Connecting After Childcare
Four ways to reconnect with your child after a big day of work and early learning.
BY HEJIRA CONVERY, KINDICARE
Returning to work and starting at childcare is tiring for everyone involved, and although this new normal takes some getting used to, it’s good to know that you can keep a great connection with your child, despite being separated for large chunks of the day!
Here are four ways to make the most of the time you have together, and nurture the very special bond you have as parent and pre-schooler.

1. Approach the childcare pick-up positively
Switching from a work mindset to a parenting one isn’t always easy – especially if you’ve had to leave the office mid-task and race to the childcare pick-up.
However, it is really important to make that mental switch as best you can, and greet your child with joy and love!
Collecting them with a smile and a hug will help you to reconnect emotionally and physically, and pick-up is a great opportunity to notice something special your child has done during the day (with online platforms like Storypark giving you intel on what to look for!).
You can also check in briefly with your child’s educators, and their response to a question like, “Anything I should know about today?” will give you some reconnection cues.
For instance, if the educator explains that your under-five has made a new friend, you can ask your child questions about that friend and share in their interest and excitement.

2. Add some fun to the childcare commute
Whether you’re walking, catching public transport, or travelling by car, the trip home is a great chance to reconnect with your child.
There’s time to look, talk and laugh together; and depending on your child's age and family's mode of transport, you might like to play ‘I Spy’, count how many dogs you see, or sing along to a favourite tune.
The childcare commute is also a golden opportunity to ask your pre-schooler specific questions, like, “What was the best thing you did today?” or “What was the yummiest thing you ate at childcare?”

3. Enjoy a special activity together
If your child is enrolled for shorter days of care, then a trip to the playground, ‘mummy and me’ craft project, or casual gardening session are all positive ways to reconnect after pick-up.
A tea-party-for-two is also a fun idea, and How Motherhood Changed Me podcaster Jenna Yates, says, “When my son started childcare, we would have a tea party every afternoon. I would pick him up and have it all ready, and it was a really beautiful way for us to reconnect and talk about our days.”
And don't worry - if you and your child are home too late for a dedicated afternoon activity, you can always plan to spend some special time together on the weekend, and weave some ‘us time’ into the weeknights.
For example, you might like to involve your child in meal preparation, take turns sharing experiences around the dinner table, or get ready for tomorrow by choosing childcare clothes together.
If you’re breastfeeding or bottle-feeding your child, then the Raising Children Network explains that feeding your little one after childcare is also a great way to reconnect.
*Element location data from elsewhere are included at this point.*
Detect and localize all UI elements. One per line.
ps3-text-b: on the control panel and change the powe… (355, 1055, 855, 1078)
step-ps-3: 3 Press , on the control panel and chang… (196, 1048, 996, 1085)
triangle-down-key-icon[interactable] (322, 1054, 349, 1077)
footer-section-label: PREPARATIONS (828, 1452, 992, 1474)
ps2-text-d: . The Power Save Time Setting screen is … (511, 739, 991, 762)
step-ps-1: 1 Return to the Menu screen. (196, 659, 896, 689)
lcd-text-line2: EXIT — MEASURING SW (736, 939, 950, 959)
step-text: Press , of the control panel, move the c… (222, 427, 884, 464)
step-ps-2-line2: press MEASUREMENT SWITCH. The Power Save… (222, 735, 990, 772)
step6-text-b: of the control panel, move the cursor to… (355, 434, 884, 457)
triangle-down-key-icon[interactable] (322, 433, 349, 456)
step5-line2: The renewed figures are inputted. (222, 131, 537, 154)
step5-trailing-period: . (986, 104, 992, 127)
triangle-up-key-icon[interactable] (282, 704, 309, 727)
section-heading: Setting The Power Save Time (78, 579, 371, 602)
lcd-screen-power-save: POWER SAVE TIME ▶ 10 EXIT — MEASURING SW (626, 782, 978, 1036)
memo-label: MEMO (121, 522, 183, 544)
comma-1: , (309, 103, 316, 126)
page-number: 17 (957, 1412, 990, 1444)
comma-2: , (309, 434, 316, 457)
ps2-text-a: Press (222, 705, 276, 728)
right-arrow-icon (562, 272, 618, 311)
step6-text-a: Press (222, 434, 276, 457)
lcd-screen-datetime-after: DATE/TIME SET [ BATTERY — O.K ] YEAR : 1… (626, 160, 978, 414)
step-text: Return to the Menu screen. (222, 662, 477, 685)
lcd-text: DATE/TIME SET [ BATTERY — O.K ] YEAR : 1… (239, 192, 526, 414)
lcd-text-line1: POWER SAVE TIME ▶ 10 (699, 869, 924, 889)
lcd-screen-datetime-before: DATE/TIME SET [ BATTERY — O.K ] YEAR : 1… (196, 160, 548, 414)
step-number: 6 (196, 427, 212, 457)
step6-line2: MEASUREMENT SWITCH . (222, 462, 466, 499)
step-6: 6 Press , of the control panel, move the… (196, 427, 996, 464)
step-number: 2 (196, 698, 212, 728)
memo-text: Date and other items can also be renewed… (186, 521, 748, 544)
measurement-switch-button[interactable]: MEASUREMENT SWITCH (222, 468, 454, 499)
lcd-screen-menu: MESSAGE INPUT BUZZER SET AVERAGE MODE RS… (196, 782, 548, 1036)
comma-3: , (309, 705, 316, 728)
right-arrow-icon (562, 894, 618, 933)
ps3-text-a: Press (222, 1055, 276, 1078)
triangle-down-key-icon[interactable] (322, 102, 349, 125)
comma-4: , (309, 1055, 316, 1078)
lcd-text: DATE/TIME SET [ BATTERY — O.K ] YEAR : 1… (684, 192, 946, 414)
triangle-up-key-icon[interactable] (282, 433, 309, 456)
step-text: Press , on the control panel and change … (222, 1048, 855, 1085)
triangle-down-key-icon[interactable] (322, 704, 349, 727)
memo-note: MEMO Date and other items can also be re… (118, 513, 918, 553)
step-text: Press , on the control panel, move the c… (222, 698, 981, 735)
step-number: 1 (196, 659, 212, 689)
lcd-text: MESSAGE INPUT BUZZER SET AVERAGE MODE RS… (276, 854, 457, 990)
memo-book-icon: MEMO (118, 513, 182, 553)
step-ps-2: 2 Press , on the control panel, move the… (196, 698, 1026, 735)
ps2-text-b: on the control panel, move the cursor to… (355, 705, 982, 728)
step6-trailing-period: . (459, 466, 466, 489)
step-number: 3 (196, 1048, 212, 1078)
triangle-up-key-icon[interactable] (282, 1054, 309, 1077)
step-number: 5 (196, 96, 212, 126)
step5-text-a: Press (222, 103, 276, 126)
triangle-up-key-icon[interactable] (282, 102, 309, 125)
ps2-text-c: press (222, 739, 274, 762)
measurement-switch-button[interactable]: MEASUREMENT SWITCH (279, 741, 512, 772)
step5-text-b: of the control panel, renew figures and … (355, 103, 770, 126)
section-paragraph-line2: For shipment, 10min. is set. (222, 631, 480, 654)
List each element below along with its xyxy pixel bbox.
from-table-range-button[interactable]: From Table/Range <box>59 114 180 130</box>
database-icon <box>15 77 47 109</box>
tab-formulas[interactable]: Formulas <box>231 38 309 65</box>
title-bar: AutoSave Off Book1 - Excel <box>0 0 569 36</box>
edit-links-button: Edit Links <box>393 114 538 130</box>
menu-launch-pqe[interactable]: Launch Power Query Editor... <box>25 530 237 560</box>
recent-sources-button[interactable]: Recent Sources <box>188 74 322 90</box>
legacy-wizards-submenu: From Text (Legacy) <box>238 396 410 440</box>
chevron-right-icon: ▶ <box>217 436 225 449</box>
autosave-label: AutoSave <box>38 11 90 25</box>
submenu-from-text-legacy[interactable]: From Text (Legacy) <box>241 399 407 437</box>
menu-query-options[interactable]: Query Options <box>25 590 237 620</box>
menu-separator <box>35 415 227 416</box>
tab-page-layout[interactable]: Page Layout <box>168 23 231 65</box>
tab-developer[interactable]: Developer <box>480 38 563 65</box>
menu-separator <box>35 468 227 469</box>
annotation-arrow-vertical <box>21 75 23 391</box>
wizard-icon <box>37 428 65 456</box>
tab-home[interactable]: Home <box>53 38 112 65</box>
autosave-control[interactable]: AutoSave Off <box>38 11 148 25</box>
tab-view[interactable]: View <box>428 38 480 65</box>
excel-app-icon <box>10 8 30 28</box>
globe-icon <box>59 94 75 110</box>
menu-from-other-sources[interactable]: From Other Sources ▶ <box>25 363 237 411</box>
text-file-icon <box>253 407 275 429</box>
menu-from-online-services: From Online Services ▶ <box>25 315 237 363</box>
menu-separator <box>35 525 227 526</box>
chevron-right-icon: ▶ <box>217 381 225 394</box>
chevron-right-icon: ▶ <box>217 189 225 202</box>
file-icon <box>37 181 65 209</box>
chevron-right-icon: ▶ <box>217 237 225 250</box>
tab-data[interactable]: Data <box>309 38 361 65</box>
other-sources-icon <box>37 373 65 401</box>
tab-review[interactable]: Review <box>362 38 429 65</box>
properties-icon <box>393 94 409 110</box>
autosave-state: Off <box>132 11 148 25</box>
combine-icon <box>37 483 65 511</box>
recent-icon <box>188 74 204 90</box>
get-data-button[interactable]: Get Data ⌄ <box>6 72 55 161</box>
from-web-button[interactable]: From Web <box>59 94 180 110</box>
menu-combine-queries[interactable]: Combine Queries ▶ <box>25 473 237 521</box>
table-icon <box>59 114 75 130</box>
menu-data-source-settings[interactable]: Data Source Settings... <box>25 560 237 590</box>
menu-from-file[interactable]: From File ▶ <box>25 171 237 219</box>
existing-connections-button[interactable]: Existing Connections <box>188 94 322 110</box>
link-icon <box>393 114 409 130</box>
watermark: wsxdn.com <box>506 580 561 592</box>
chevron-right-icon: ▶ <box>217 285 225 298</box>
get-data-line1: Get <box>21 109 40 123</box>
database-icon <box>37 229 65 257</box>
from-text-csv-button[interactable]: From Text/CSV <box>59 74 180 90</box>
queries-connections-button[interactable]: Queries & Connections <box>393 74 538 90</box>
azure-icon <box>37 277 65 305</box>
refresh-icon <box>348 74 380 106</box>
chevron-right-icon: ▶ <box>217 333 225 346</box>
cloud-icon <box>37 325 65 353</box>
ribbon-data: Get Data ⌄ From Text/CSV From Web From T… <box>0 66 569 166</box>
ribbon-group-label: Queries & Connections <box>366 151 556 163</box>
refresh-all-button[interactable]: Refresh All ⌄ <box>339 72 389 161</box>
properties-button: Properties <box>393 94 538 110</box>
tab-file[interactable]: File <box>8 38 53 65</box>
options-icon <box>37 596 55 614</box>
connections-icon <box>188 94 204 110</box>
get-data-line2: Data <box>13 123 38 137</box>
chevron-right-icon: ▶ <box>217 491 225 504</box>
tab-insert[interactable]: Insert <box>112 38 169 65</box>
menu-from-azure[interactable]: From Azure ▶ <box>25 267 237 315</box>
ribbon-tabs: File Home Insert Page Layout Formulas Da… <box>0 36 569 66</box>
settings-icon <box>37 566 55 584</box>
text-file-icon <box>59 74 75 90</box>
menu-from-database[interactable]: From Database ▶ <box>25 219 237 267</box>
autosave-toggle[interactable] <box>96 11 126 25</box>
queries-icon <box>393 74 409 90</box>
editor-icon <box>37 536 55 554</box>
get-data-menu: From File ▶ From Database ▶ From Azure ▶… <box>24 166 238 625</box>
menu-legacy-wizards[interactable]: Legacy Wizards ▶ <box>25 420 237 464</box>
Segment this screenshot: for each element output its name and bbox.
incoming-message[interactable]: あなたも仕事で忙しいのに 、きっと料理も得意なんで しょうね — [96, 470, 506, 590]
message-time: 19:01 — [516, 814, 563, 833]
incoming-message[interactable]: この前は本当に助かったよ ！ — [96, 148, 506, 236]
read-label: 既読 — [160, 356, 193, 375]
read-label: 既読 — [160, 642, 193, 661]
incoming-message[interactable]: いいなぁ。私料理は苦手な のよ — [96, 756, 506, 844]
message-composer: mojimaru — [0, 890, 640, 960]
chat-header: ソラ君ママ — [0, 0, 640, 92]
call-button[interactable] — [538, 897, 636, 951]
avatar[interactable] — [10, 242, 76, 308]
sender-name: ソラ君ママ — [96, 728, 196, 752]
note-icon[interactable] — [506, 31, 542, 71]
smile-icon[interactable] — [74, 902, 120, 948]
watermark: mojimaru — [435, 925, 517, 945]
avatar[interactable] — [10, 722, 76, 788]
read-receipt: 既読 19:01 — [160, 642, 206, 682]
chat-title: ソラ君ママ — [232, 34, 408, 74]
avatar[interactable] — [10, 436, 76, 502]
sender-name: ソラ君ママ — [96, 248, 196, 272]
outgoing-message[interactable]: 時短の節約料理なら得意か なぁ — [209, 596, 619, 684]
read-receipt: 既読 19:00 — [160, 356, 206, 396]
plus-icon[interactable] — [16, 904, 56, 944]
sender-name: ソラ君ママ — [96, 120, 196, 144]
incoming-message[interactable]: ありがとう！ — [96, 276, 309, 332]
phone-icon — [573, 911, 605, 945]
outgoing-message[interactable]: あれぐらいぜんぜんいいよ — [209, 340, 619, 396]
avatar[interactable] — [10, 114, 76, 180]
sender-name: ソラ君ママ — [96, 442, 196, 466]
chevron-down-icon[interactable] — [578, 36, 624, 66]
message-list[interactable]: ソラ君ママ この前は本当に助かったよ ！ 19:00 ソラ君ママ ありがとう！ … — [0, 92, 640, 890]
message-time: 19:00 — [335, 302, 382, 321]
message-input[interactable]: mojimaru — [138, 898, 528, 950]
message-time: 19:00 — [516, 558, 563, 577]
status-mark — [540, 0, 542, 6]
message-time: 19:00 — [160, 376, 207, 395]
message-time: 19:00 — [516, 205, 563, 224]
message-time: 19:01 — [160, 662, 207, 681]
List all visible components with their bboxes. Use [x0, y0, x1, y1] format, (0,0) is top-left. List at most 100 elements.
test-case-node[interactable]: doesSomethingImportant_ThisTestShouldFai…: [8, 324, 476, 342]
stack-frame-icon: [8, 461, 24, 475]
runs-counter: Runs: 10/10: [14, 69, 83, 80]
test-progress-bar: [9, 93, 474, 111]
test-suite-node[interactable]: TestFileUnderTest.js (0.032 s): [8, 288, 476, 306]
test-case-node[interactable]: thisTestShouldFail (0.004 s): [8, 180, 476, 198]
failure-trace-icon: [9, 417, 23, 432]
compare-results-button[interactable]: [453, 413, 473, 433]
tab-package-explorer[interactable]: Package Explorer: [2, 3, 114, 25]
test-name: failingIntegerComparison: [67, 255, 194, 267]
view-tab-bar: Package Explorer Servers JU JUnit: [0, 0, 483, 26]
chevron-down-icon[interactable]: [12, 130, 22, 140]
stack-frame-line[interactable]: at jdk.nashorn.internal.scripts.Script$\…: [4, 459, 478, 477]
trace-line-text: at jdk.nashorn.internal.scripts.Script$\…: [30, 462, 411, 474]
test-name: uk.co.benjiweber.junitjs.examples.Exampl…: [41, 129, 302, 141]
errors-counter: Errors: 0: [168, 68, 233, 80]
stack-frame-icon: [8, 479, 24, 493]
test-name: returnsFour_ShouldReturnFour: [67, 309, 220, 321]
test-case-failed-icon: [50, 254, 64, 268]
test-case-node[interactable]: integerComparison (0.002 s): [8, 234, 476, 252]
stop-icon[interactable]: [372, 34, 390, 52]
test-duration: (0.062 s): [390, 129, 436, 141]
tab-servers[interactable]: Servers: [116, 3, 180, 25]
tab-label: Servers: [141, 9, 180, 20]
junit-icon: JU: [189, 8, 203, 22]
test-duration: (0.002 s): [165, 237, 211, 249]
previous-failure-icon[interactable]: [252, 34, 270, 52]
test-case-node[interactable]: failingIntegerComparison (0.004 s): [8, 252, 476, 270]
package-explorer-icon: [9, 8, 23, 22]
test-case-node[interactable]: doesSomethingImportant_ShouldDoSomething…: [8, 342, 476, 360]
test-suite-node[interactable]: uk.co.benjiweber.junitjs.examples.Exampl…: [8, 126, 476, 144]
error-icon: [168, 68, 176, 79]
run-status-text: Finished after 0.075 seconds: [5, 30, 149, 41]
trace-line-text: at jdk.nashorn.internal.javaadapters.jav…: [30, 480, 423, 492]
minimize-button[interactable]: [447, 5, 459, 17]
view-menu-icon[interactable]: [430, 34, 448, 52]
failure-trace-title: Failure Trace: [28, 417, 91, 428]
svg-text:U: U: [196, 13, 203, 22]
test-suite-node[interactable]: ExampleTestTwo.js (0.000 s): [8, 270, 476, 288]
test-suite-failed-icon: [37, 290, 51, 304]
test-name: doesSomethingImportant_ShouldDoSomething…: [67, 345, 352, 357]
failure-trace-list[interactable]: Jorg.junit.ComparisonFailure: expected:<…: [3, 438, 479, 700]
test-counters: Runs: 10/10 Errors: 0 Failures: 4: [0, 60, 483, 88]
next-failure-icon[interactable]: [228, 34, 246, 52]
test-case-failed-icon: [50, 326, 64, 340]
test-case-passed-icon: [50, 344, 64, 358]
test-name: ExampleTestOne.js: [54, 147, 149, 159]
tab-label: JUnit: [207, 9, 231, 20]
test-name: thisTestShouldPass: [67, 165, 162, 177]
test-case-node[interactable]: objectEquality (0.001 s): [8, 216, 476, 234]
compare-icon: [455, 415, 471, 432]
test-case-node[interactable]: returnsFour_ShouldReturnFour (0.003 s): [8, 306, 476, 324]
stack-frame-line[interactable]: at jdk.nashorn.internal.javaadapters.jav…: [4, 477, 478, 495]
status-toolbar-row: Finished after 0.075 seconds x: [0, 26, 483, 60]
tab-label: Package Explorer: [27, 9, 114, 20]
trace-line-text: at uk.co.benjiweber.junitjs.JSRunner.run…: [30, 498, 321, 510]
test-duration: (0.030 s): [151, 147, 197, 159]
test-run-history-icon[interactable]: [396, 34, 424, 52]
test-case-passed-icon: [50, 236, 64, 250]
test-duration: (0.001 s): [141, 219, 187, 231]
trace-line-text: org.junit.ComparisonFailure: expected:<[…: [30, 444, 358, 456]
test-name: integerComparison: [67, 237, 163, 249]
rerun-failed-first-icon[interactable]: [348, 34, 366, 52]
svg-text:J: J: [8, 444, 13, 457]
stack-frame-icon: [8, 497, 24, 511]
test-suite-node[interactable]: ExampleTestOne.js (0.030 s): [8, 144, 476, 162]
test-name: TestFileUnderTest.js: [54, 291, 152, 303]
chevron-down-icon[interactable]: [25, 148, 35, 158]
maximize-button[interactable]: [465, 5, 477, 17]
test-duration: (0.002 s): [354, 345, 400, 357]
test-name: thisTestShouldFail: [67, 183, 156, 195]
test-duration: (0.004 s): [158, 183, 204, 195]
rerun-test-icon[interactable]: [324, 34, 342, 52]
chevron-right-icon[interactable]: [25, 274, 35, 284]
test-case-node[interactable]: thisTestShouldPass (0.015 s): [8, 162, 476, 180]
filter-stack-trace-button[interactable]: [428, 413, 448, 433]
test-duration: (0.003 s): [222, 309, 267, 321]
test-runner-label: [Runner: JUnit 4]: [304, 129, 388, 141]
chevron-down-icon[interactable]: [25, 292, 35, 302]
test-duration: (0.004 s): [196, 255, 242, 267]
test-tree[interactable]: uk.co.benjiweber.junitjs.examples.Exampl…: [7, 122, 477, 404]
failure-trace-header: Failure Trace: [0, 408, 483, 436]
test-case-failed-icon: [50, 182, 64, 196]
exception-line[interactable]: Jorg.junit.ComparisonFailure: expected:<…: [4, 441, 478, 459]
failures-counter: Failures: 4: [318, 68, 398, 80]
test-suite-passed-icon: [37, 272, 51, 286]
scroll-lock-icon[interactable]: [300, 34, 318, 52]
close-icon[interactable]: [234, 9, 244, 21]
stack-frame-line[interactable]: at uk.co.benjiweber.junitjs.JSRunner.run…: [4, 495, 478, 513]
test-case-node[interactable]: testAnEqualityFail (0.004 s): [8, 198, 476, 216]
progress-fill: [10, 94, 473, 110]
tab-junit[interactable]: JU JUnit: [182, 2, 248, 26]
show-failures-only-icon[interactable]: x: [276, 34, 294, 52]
4. Bond over a consistent bedtime routine
Children really do thrive on routine, and after a big day of learning through play, the ‘bath, book and bed’ routine is important for their recuperation, and your reconnection.
The Raising Children Network says you may be able to, ‘Build special time into your evening routine, with songs and play at bath time or cuddles and stories at bedtime.’
And although older children tend to get very chatty just before lights out, resist the urge to snap off the lights and vanish!
Instead, take the time to listen and engage as they delve into their topic of choice (be it Bluey, dinosaurs or the meaning of life!), then wind things up by saying something like, “There’s a lot to think about, but for now, close your eyes and have a wonderful sleep, so you are all rested for tomorrow.”

All of the above acts will help you to reconnect with your child and make the most of the time you have together, and just being there is sometimes enough.
It’s likely your child will want some quiet time after their super busy day, especially if they’re new to long day care, so if they’re feeling low-key, let them know that you’re available for cuddles and whatever else they need.
Every child is different, so follow your little one’s lead, and if mornings are better for meaningful conversations, then that’s ok!